Businesses entering a state to provide disaster response products or services may be eligible for use tax exemptions on equipment and other items they bring into the state during a declared emergency, and many states will also not consider their disaster response activities to give rise to tax nexus. Businesses entering states to perform activities in response to Covid-19 will need to examine whether these exceptions apply.

Additionally, businesses donating goods withdrawn from inventory will need to consider the use tax implications of these withdrawals from inventory. Typically, when a business withdraws otherwise taxable items from its tax-free resale inventory for use, this creates a use tax liability. However, items withdrawn from inventory to be donated to governmental or charitable organizations may qualify for use tax exemptions.
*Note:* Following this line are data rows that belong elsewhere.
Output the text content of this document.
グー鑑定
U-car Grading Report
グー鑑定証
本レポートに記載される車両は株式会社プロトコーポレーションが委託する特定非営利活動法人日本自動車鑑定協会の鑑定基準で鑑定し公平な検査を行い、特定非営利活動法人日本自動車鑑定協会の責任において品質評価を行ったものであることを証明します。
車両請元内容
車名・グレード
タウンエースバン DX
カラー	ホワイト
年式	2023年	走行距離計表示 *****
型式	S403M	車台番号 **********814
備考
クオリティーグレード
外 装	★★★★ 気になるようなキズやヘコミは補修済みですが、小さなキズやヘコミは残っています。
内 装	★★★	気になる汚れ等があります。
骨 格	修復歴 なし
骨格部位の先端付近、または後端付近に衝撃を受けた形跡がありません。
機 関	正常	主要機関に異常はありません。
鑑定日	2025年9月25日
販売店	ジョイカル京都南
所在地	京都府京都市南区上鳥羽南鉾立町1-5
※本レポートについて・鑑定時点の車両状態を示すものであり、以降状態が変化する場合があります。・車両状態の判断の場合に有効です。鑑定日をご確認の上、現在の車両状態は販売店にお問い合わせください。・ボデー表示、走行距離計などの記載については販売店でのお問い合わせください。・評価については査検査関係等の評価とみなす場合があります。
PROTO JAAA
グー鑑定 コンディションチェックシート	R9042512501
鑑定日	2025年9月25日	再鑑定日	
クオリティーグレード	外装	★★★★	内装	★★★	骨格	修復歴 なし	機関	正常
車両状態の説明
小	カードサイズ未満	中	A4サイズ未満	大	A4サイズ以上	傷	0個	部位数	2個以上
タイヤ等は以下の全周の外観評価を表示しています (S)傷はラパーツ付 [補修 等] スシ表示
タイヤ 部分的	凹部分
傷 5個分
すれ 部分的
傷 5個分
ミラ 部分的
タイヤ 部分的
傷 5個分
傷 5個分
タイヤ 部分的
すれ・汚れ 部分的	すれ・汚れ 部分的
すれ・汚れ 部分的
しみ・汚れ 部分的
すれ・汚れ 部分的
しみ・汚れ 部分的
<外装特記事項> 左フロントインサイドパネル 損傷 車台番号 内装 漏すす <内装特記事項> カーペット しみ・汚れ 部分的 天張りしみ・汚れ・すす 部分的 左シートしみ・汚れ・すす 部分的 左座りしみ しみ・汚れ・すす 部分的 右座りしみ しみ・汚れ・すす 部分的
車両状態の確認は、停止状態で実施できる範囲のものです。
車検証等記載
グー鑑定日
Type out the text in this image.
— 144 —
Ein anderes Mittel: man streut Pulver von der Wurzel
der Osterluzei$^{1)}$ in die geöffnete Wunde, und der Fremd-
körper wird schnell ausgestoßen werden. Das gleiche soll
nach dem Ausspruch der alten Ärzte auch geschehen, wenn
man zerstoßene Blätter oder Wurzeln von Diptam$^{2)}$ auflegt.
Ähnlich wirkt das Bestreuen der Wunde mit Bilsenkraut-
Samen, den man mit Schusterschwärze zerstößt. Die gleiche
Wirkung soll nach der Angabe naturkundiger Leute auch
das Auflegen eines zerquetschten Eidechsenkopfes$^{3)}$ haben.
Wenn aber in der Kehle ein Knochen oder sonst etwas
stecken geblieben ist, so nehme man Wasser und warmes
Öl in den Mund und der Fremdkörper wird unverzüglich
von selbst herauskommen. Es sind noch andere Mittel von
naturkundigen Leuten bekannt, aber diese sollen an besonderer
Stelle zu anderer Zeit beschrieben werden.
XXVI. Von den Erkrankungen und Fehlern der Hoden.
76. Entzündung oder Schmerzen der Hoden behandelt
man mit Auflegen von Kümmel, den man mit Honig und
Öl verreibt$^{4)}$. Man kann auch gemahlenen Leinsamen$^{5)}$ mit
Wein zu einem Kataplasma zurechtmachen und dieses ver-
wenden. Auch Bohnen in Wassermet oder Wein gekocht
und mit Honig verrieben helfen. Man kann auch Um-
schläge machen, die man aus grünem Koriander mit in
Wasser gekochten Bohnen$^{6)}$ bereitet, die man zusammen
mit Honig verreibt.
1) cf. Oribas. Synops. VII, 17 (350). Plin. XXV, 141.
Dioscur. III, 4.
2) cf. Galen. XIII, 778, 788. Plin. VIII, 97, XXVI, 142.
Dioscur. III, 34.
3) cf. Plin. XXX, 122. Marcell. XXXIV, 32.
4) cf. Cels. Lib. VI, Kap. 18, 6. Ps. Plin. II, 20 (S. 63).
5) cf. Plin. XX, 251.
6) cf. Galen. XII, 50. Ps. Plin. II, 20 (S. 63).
Businesses withdrawing items from inventory to be donated directly to nonexempt individuals, such as general consumers, teachers, students, or health care workers, or to nonexempt entities should anticipate a use tax liability. State use tax sourcing rules will be crucial here, as some states consider the withdrawal of an item from inventory within the state to give rise to a use tax liability within the state, even if it will ultimately be used in another. Other states consider the taxable event to occur in the state of use.

Withdrawals from inventory also pose unique tax base issues when the items withdrawn are produced by the taxpayer. Some states calculate the use tax based on the cost of the raw materials used to fabricate the items, while others apply use tax to the retail selling price at which the items would otherwise be sold or attempt to approximate this retail selling price in some manner.